What is Candida Auris?

It is a fungus that causes serious bloodstream infections and even death, particularly in hospital and nursing home patients. It preys on people with weakened immune systems. More than 1 in 3 patients with invasive C. Auris infection (for example, an infection that affects the blood, heart, or brain) die.

Why it is a problem

  • Resistant to multiple anti-fungal drugs: Antifungal medicines commonly used to treat Candida infections often don’t work for it. Some C. auris infections have been resistant to all three types of antifungal medicines.
  • Difficult to identify: auris can be misidentified as other types of fungi unless specialized laboratory technology is used. This misidentification might lead to a patient getting the wrong treatment hence giving time to the fungus to acclimatise to the medication.
  • It can spread in hospitals and nursing homes. C. auris has caused outbreaks in healthcare facilities and can spread through contact with affected patients and contaminated surfaces or equipment. Good hand hygiene and cleaning in healthcare facilities is important because C. auris can live on surfaces for several weeks.

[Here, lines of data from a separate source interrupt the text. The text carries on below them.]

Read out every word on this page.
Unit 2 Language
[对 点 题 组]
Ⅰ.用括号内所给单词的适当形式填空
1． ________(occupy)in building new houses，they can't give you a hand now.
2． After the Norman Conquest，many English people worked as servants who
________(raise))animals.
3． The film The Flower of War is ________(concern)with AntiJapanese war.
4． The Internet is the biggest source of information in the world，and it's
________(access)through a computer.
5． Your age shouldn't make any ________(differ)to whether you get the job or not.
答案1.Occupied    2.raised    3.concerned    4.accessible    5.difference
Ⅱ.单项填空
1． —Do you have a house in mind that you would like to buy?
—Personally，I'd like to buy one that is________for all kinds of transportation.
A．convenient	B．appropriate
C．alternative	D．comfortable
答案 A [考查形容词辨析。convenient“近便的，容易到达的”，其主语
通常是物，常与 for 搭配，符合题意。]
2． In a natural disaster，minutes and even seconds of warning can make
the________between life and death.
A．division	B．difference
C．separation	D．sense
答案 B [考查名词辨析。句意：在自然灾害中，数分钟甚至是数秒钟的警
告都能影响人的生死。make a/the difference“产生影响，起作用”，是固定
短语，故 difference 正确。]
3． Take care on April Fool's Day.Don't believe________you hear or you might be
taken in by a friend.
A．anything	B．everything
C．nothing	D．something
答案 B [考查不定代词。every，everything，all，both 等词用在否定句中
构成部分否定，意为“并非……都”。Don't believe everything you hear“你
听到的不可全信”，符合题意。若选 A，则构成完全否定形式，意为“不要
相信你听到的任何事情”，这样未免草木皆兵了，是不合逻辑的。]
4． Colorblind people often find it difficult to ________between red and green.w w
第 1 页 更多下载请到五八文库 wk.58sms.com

What are the symptoms of infection?

  • People who get invasive Candida infections are often already sick from other medical conditions, so it can be difficult to know if the patient has a C. auris infection.
  • The most common symptoms of invasive Candida infection are fever and chills that don’t improve after antibiotic treatment for a suspected bacterial infection.
  • Only a laboratory test can diagnose C. auris infection.

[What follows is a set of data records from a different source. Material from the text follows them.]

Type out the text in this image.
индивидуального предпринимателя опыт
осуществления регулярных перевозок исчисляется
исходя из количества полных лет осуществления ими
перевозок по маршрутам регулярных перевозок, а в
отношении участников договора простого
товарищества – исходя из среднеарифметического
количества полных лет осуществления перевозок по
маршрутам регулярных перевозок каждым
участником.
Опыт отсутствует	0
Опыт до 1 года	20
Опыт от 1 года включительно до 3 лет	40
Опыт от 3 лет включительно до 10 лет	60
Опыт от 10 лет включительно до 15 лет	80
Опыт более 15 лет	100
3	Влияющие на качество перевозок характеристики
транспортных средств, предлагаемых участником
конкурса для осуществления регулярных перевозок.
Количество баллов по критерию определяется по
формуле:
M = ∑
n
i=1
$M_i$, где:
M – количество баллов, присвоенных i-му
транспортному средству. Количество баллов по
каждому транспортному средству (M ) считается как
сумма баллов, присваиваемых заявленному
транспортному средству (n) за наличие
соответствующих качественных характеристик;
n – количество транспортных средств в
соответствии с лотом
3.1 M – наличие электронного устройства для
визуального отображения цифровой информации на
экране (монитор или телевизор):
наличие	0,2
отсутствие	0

What are the precautions and treatment?

  • Isolation of the patient, ideally in a single room, with strict hand hygiene. Everyone who has come in contact with a patient should be screened for the fungus. All equipment used for the care of the patient should be cleaned every day in accordance with clinical care recommendations.
  • Only when there are symptoms of an infection should the patient be given anti-fungals such as Caspofungin and Micafungin.

Brief history of Candida Auris fungus:

  • It has been around for at least a decade. It was identified in 2009 from yeast isolates from the ear of a Japanese patient, and described as a new species after RNA sequencing.
  • In 2013, a team of Indian scientists led by those from the Vallabhbhai Patel Chest Institute, Delhi, documented in Emerging Infectious Diseases “the emergence of a new clonal strain of C. auris as an etiologic agent of candidemia in India”.
  • In 2017, the same team of researchers predicted that going by the behaviour of other similar organisms that have developed resistance, a Candida outbreak might be on the cards.